Ryan Forsey said his father was troubled by the “Twilight Zone” accident. He said: “No one would want to go through something like this – it’s devastating.
When his collaboration with Landis came to the conclusion with the conclusion of “coming to America” and Forsey was co-edited and produced with Campbell, his career still compromised his chosen projects and his chosen roles. As an executive producer, Folsey’s films included Peter Bogdanovich’s “The Thing Called Love” (1993) and Jonathan Lynn’s “Greedy” (1994), and he continued to edit or co-edit features, big, small, and in-between, including John McTiernan’s “Basic” (2003), Eli Roth’s “Hostel” (2005), the “Pink Panther” remake starring Steve Martin (2006) and Steve Pink Pink’s “Hot Tub Time Machine” (2010). He is proud of his ability to save projects, and he tries to alleviate tensions that may develop between cutting rooms or studio executives and creatives. “He has such a natural ability to make everyone belong to a project on the same page,” said Ryan Folsey.

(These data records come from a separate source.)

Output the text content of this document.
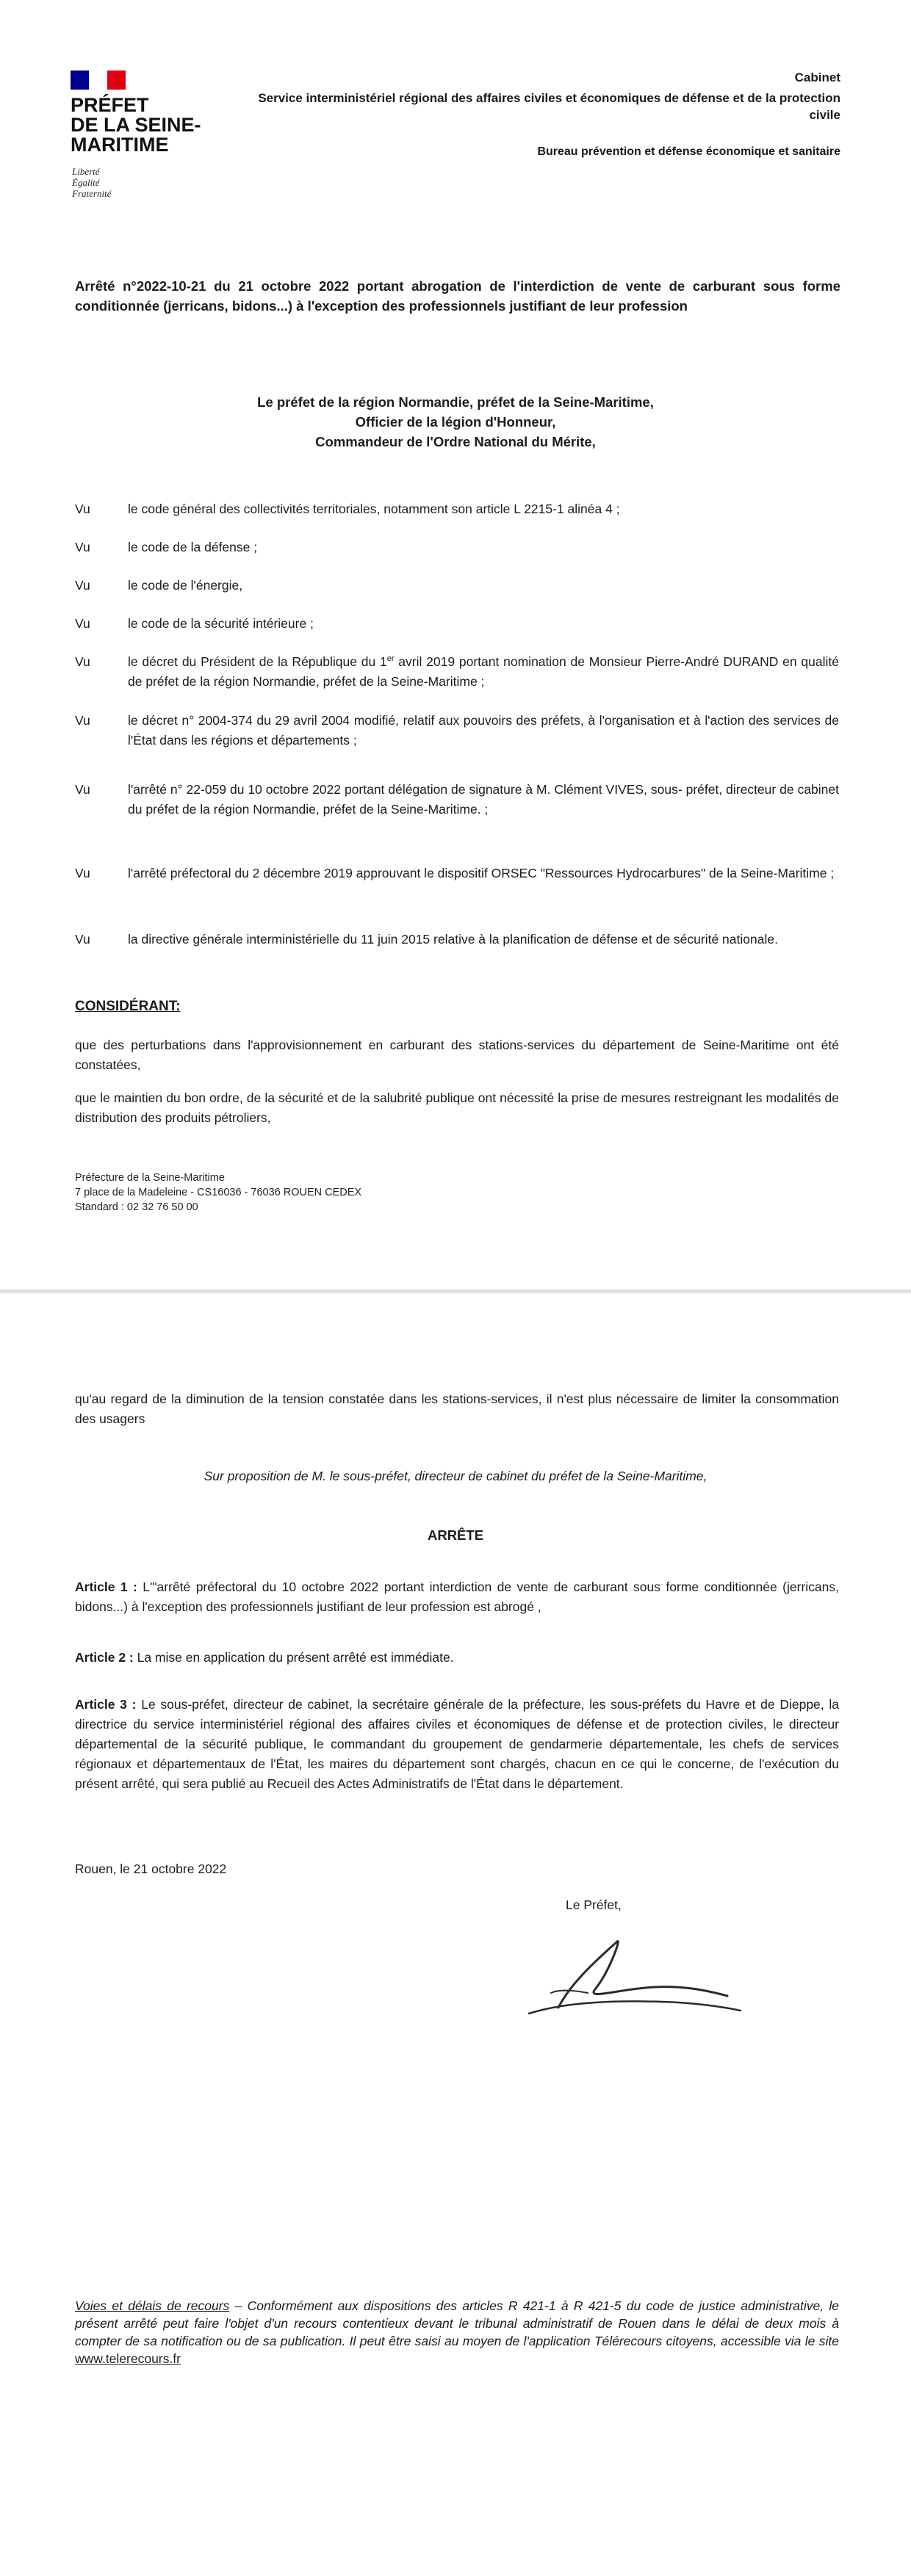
PRÉFET
DE LA SEINE-
MARITIME
Liberté
Égalité
Fraternité
Cabinet
Service interministériel régional des affaires civiles et économiques de défense et de la protection civile
Bureau prévention et défense économique et sanitaire
Arrêté n°2022-10-21 du 21 octobre 2022 portant abrogation de l'interdiction de vente de carburant sous forme conditionnée (jerricans, bidons...) à l'exception des professionnels justifiant de leur profession
Le préfet de la région Normandie, préfet de la Seine-Maritime,
Officier de la légion d'Honneur,
Commandeur de l'Ordre National du Mérite,
Vu	le code général des collectivités territoriales, notamment son article L 2215-1 alinéa 4 ;
Vu	le code de la défense ;
Vu	le code de l'énergie,
Vu	le code de la sécurité intérieure ;
Vu	le décret du Président de la République du 1er avril 2019 portant nomination de Monsieur Pierre-André DURAND en qualité de préfet de la région Normandie, préfet de la Seine-Maritime ;
Vu	le décret n° 2004-374 du 29 avril 2004 modifié, relatif aux pouvoirs des préfets, à l'organisation et à l'action des services de l'État dans les régions et départements ;
Vu	l'arrêté n° 22-059 du 10 octobre 2022 portant délégation de signature à M. Clément VIVES, sous- préfet, directeur de cabinet du préfet de la région Normandie, préfet de la Seine-Maritime. ;
Vu	l'arrêté préfectoral du 2 décembre 2019 approuvant le dispositif ORSEC "Ressources Hydrocarbures" de la Seine-Maritime ;
Vu	la directive générale interministérielle du 11 juin 2015 relative à la planification de défense et de sécurité nationale.
CONSIDÉRANT:
que des perturbations dans l'approvisionnement en carburant des stations-services du département de Seine-Maritime ont été constatées,
que le maintien du bon ordre, de la sécurité et de la salubrité publique ont nécessité la prise de mesures restreignant les modalités de distribution des produits pétroliers,
Préfecture de la Seine-Maritime
7 place de la Madeleine - CS16036 - 76036 ROUEN CEDEX
Standard : 02 32 76 50 00
qu'au regard de la diminution de la tension constatée dans les stations-services, il n'est plus nécessaire de limiter la consommation des usagers
Sur proposition de M. le sous-préfet, directeur de cabinet du préfet de la Seine-Maritime,
ARRÊTE
Article 1 : L'"arrêté préfectoral du 10 octobre 2022 portant interdiction de vente de carburant sous forme conditionnée (jerricans, bidons...) à l'exception des professionnels justifiant de leur profession est abrogé ,
Article 2 : La mise en application du présent arrêté est immédiate.
Article 3 : Le sous-préfet, directeur de cabinet, la secrétaire générale de la préfecture, les sous-préfets du Havre et de Dieppe, la directrice du service interministériel régional des affaires civiles et économiques de défense et de protection civiles, le directeur départemental de la sécurité publique, le commandant du groupement de gendarmerie départementale, les chefs de services régionaux et départementaux de l'État, les maires du département sont chargés, chacun en ce qui le concerne, de l'exécution du présent arrêté, qui sera publié au Recueil des Actes Administratifs de l'État dans le département.
Rouen, le 21 octobre 2022
Le Préfet,
Voies et délais de recours – Conformément aux dispositions des articles R 421-1 à R 421-5 du code de justice administrative, le présent arrêté peut faire l'objet d'un recours contentieux devant le tribunal administratif de Rouen dans le délai de deux mois à compter de sa notification ou de sa publication. Il peut être saisi au moyen de l'application Télérecours citoyens, accessible via le site www.telerecours.fr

Looking back on his career, Folsey may be proud of the “Bruce Brothers” because of the complexity of editing musical numbers on Kem. Ryan Forsey also proudly noted that the “trading place” produced by his father was completed in record time after major photography. “Can others solve this problem with the studio during this time and do a good job?” he said.
In addition to Ryan, Forsey is survived by his wife Belinda, daughter Erin and their grandchildren Lucia, Chloe and Hazel.